夕子とアールマティの協力を得て、松田に対し俺が出来ることは、口説くことや機嫌を取ることではなく、謝罪が先であるという課題が浮かび上がっていた。一にも二にも謝罪である。あの日、松田が逃げてしまったこと、その原因は松田にあったのではなく、俺の失言にあったことが明らかになった。個人と個人の間で行われる謝罪に第三者が入ってはらならない。この場合、俺が松田に謝罪をするのに、夕子を引き連れていくのは卑怯だ。
「腕を上げたか? 夕子」
「食っていけないと困るんだよ。客が来ない理由はいろいろあっても、リピーターが来ない理由が料理がマズイじゃやりきれないからね」
エプロンを畳んでカウンター席に腰かけ、スパーとタバコをふかす。夕子に甘えることはもうできない。
「メール返ってきた?」
「そう簡単なものではないぞ夕子」
「そうだろうね。何しろ地獄の、いや、天界の要人になろうってお方だ」
「茶化すな」
俺もタバコに火をつけるが、一向にメールは戻らない。
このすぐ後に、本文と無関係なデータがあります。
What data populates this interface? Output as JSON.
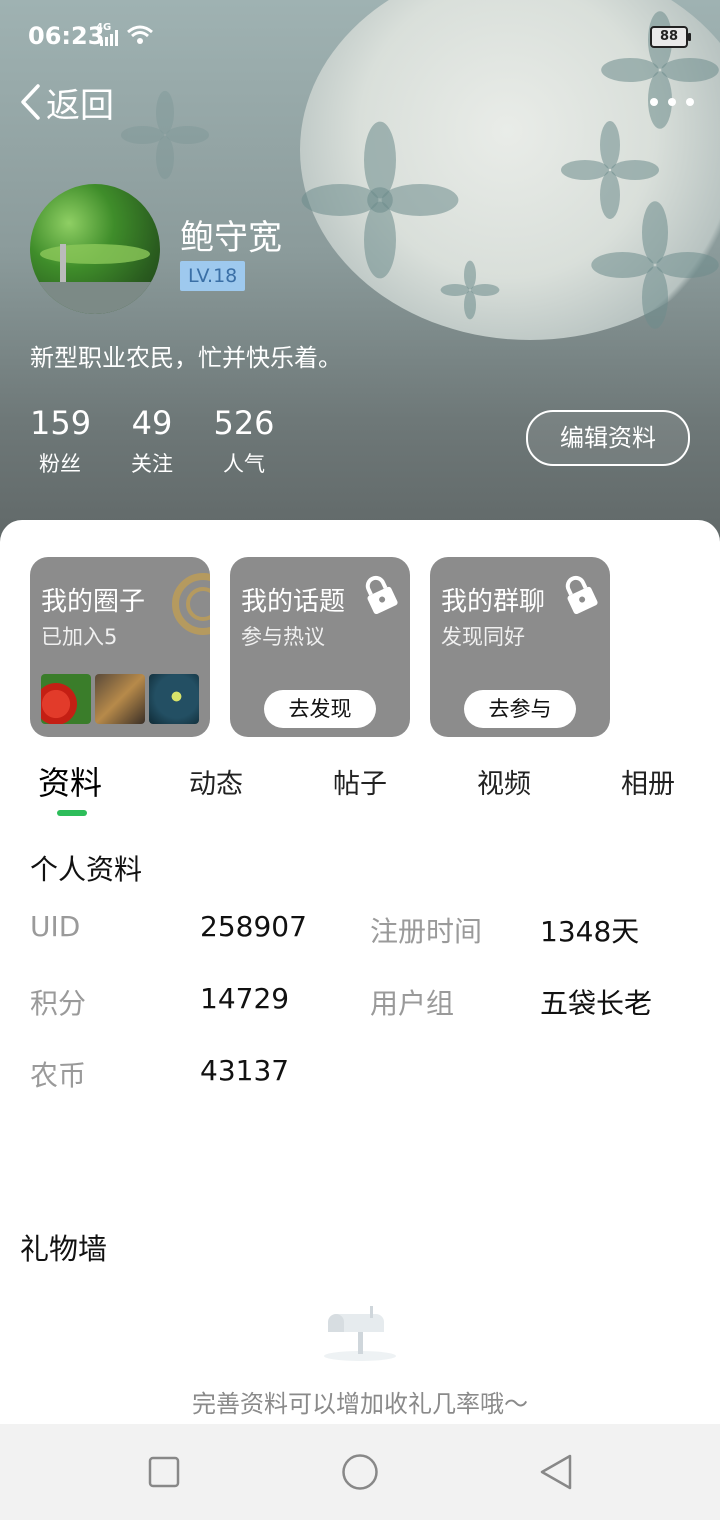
{
  "status_bar": {
    "time": "06:23",
    "network": "4G",
    "battery": "88"
  },
  "nav": {
    "back_label": "返回"
  },
  "profile": {
    "name": "鲍守宽",
    "level": "LV.18",
    "bio": "新型职业农民，忙并快乐着。",
    "stats": [
      {
        "value": "159",
        "label": "粉丝"
      },
      {
        "value": "49",
        "label": "关注"
      },
      {
        "value": "526",
        "label": "人气"
      }
    ],
    "edit_button": "编辑资料"
  },
  "cards": [
    {
      "title": "我的圈子",
      "subtitle": "已加入5"
    },
    {
      "title": "我的话题",
      "subtitle": "参与热议",
      "button": "去发现"
    },
    {
      "title": "我的群聊",
      "subtitle": "发现同好",
      "button": "去参与"
    }
  ],
  "tabs": [
    "资料",
    "动态",
    "帖子",
    "视频",
    "相册"
  ],
  "active_tab": "资料",
  "info": {
    "title": "个人资料",
    "fields": [
      {
        "label": "UID",
        "value": "258907"
      },
      {
        "label": "注册时间",
        "value": "1348天"
      },
      {
        "label": "积分",
        "value": "14729"
      },
      {
        "label": "用户组",
        "value": "五袋长老"
      },
      {
        "label": "农币",
        "value": "43137"
      }
    ]
  },
  "gift_wall": {
    "title": "礼物墙",
    "message": "完善资料可以增加收礼几率哦～"
  },
  "colors": {
    "accent_green": "#2dbd5a",
    "card_gray": "#8c8c8c",
    "level_bg": "#9ec9ee"
  }
}
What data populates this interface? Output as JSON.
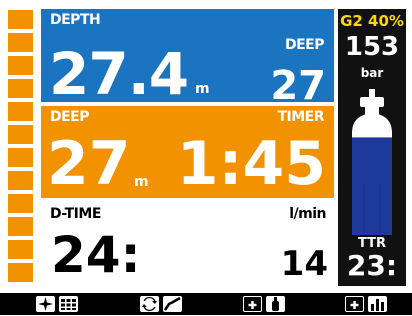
{
  "depth_panel": {
    "label": "DEPTH",
    "value": "27.4",
    "unit": "m",
    "deep_label": "DEEP",
    "deep_value": "27"
  },
  "deep_panel": {
    "label": "DEEP",
    "value": "27",
    "unit": "m",
    "timer_label": "TIMER",
    "timer_value": "1:45"
  },
  "dtime_panel": {
    "label": "D-TIME",
    "value": "24:",
    "rate_unit": "l/min",
    "rate_value": "14"
  },
  "gas": {
    "label": "G2 40%",
    "pressure": "153",
    "pressure_unit": "bar",
    "tank_fill_fraction": 0.8,
    "ttr_label": "TTR",
    "ttr_value": "23:"
  },
  "level_indicator": {
    "segments": 14
  },
  "softkeys": [
    {
      "name": "compass-grid",
      "icons": [
        "compass-icon",
        "grid-icon"
      ]
    },
    {
      "name": "switch-graph",
      "icons": [
        "swap-icon",
        "graph-icon"
      ]
    },
    {
      "name": "dive-plan",
      "icons": [
        "plus-icon",
        "tank-icon"
      ]
    },
    {
      "name": "add-chart",
      "icons": [
        "plus-icon",
        "bar-chart-icon"
      ]
    }
  ],
  "colors": {
    "blue": "#1a74c0",
    "orange": "#f39200",
    "dark": "#111111",
    "tank": "#1d3a9a",
    "gas_text": "#ffd800"
  }
}
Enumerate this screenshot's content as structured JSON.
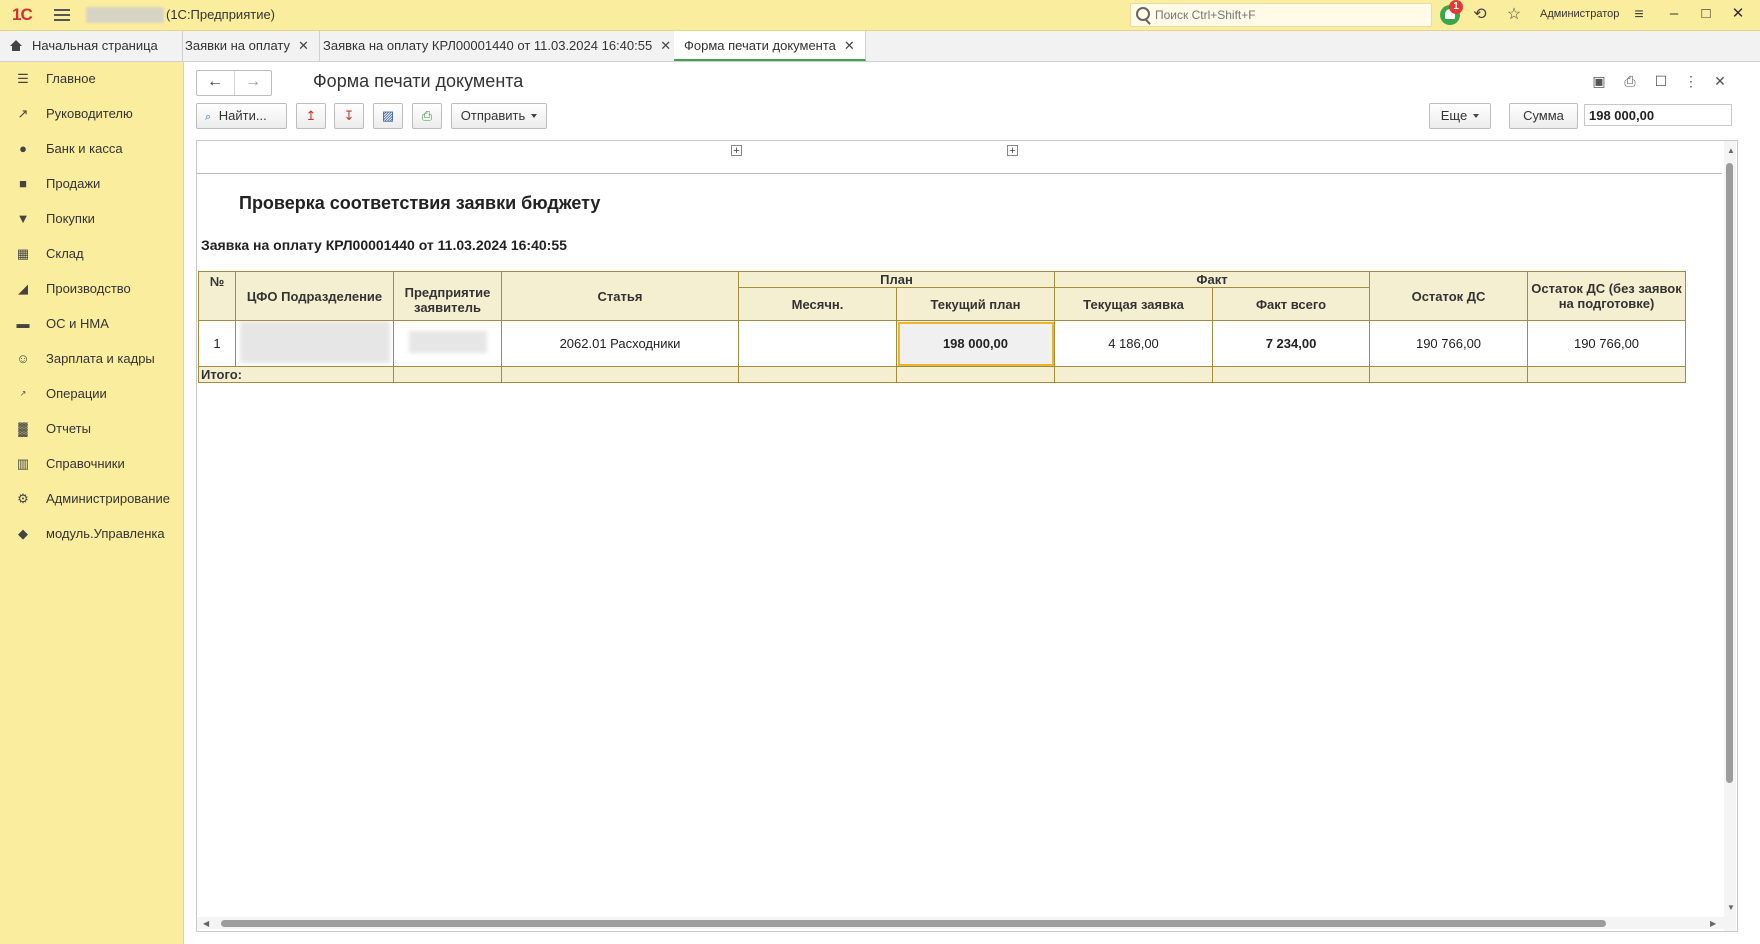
{
  "app": {
    "logo": "1С",
    "title": "(1С:Предприятие)",
    "search_placeholder": "Поиск Ctrl+Shift+F",
    "notifications_count": "1",
    "user": "Администратор"
  },
  "tabs": [
    {
      "label": "Начальная страница"
    },
    {
      "label": "Заявки на оплату"
    },
    {
      "label": "Заявка на оплату КРЛ00001440 от 11.03.2024 16:40:55"
    },
    {
      "label": "Форма печати документа"
    }
  ],
  "sidebar": {
    "items": [
      {
        "label": "Главное",
        "icon": "menu-icon"
      },
      {
        "label": "Руководителю",
        "icon": "trend-icon"
      },
      {
        "label": "Банк и касса",
        "icon": "coin-icon"
      },
      {
        "label": "Продажи",
        "icon": "bag-icon"
      },
      {
        "label": "Покупки",
        "icon": "cart-icon"
      },
      {
        "label": "Склад",
        "icon": "warehouse-icon"
      },
      {
        "label": "Производство",
        "icon": "factory-icon"
      },
      {
        "label": "ОС и НМА",
        "icon": "truck-icon"
      },
      {
        "label": "Зарплата и кадры",
        "icon": "person-icon"
      },
      {
        "label": "Операции",
        "icon": "dt-kt-icon"
      },
      {
        "label": "Отчеты",
        "icon": "bar-chart-icon"
      },
      {
        "label": "Справочники",
        "icon": "books-icon"
      },
      {
        "label": "Администрирование",
        "icon": "gear-icon"
      },
      {
        "label": "модуль.Управленка",
        "icon": "cube-icon"
      }
    ]
  },
  "form": {
    "title": "Форма печати документа",
    "toolbar": {
      "find_label": "Найти...",
      "send_label": "Отправить",
      "more_label": "Еще",
      "sum_label": "Сумма",
      "sum_value": "198 000,00"
    }
  },
  "report": {
    "title": "Проверка соответствия заявки бюджету",
    "subtitle": "Заявка на оплату КРЛ00001440 от 11.03.2024 16:40:55",
    "headers": {
      "num": "№",
      "cfo": "ЦФО Подразделение",
      "enterprise": "Предприятие заявитель",
      "article": "Статья",
      "plan": "План",
      "plan_monthly": "Месячн.",
      "plan_current": "Текущий план",
      "fact": "Факт",
      "fact_current": "Текущая заявка",
      "fact_total": "Факт всего",
      "balance": "Остаток ДС",
      "balance_no_drafts": "Остаток ДС (без заявок на подготовке)"
    },
    "row": {
      "num": "1",
      "article": "2062.01  Расходники",
      "plan_monthly": "",
      "plan_current": "198 000,00",
      "fact_current": "4 186,00",
      "fact_total": "7 234,00",
      "balance": "190 766,00",
      "balance_no_drafts": "190 766,00"
    },
    "total_label": "Итого:"
  }
}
松田と二人で行った東京ドーム、どうしてもあの時のことが頭をよぎる。メールが戻ってくれば、またあの時と同じように松田と楽しく過ごせるだろうか? 答えは否である。松田に謝罪をし、許されても、俺は松田の腐女子なる深淵の趣味と向き合い、受け入れることになる。それは俺の知らない松田の領域に踏み込むこと。関係が進展すると、松田は変わってしまうのではないだろうか? あのドライで飄々とした強者、松田のウェットな、弱点ともいえる部分を俺は期せずして知ってしまった。松田に許され、再び向き合った松田は、果たして同じ松田と言えるだろうか?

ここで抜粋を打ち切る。